Em votação remota, Senado deve aprovar nesta sexta decreto de calamidade pública

  • Por Jovem Pan
  • 20/03/2020 06h21
Agência BrasilNesse formato, apenas o presidente da sessão precisa estar em Brasília

Pela primeira vez uma votação no Congresso será feita de forma virtual. O Senado inaugura nesta sexta-feira (20) o sistema para analisar o pedido do governo para que seja decretado Estado de calamidade pública.

A medida autoriza o país a descumprir a meta fiscal fixada para o ano e, assim, elevar os gastos públicos. Ela é necessária para que o governo possa colocar em prática o plano de R$ 147 bilhões com medidas para combater o novo coronavírus.

Aprovado por unanimidade pela Câmara, o mesmo deve acontecer no Senado como afirma o relator senador Weverton Rocha (PDT)

“Nós estamos falando de um vírus que tem repercussão e tem feito um estrago no mundo, então não dá tempo da gente ficar inventando a roda. A Câmara aprovou, o governo já editou. Claro que a Casa tem o papel de revisar, mas com muita responsabilidade.”
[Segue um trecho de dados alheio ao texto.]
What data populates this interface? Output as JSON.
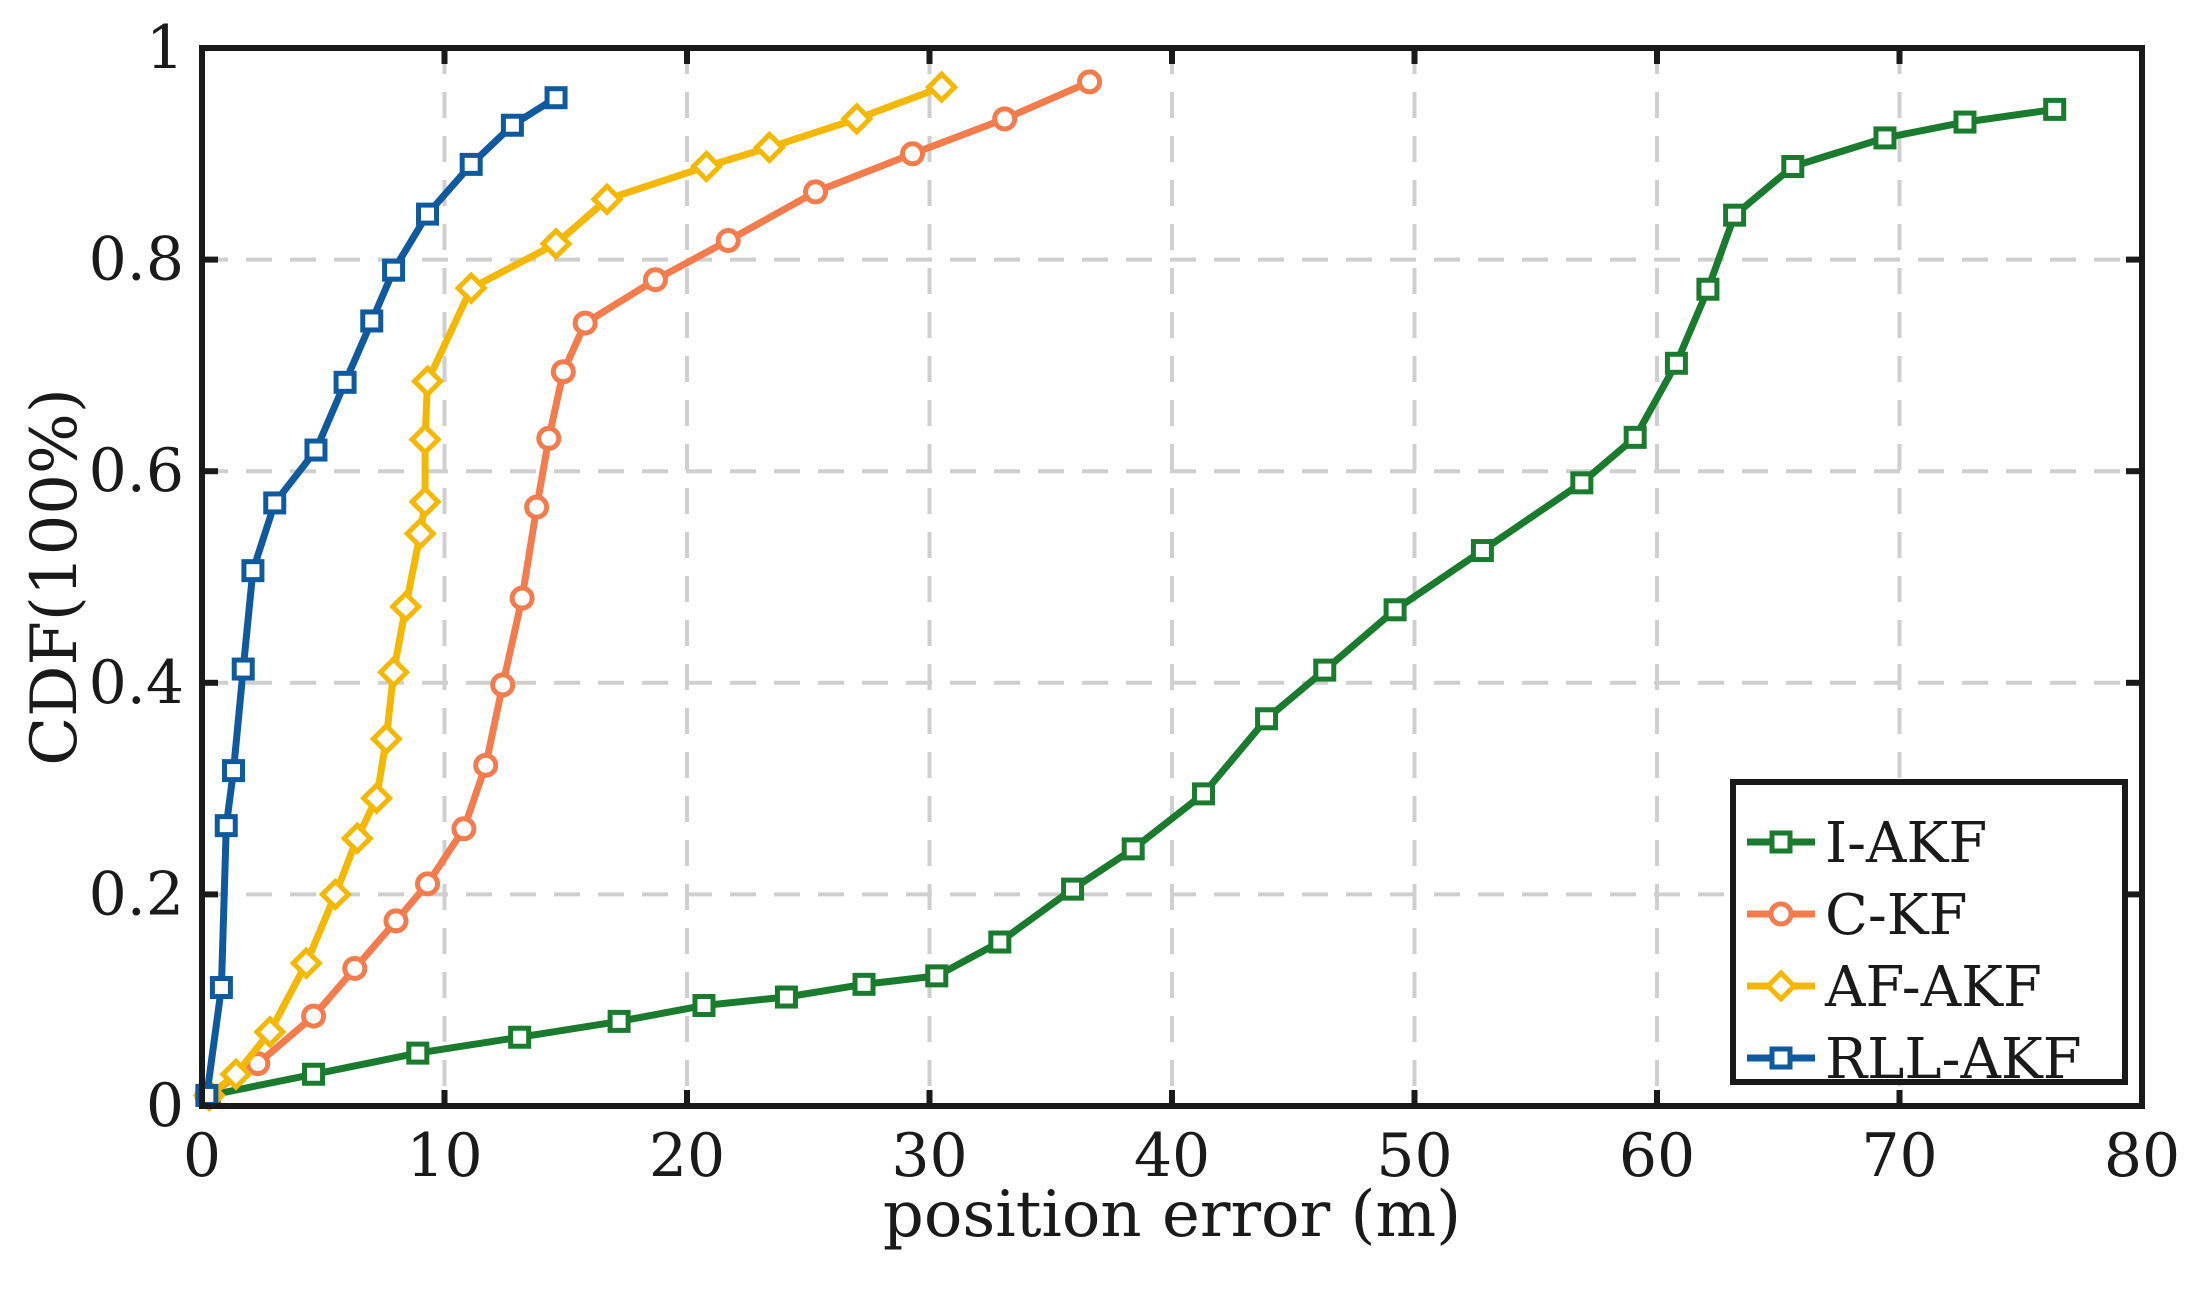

O sistema de deliberação remoto passou pela última fase de testes nesta quinta-feira (19). Segundo técnicos da Mesa Diretora do Senado, ele ainda não chegou à sua versão final, mas o processo foi acelerado para que a votação pudesse acontecer no dia de hoje.

Apenas o presidente da sessão precisa estar em Brasília. Em frente a ele, um telão, onde dá para ver todos os senadores conectados naquele momento. Na hora do voto, o parlamentar recebe uma senha de confirmação.

Segundo o vice-presidente do Senado, Antonio Anastasia (PSD), a ferramenta está pronta. “Funciono bem, claro que é um protótipo. Mas o teste foi realizado com exito. É um teste que ficará em vigência aqui no Senado. Será o primeiro parlamento do mundo a adotar essa nova performance. ”

Senadores do movimento Muda Senado enviaram um abaixo assinado para o presidente Jair Bolsonaro pedindo que ele retire um dos projetos de lei enviados pelo governo devolvendo ao relator-geral do Orçamento o controle sobre R$ 20 bilhões.

O grupo defende que o dinheiro seja inteiramente direcionado ao Ministério da Saúde.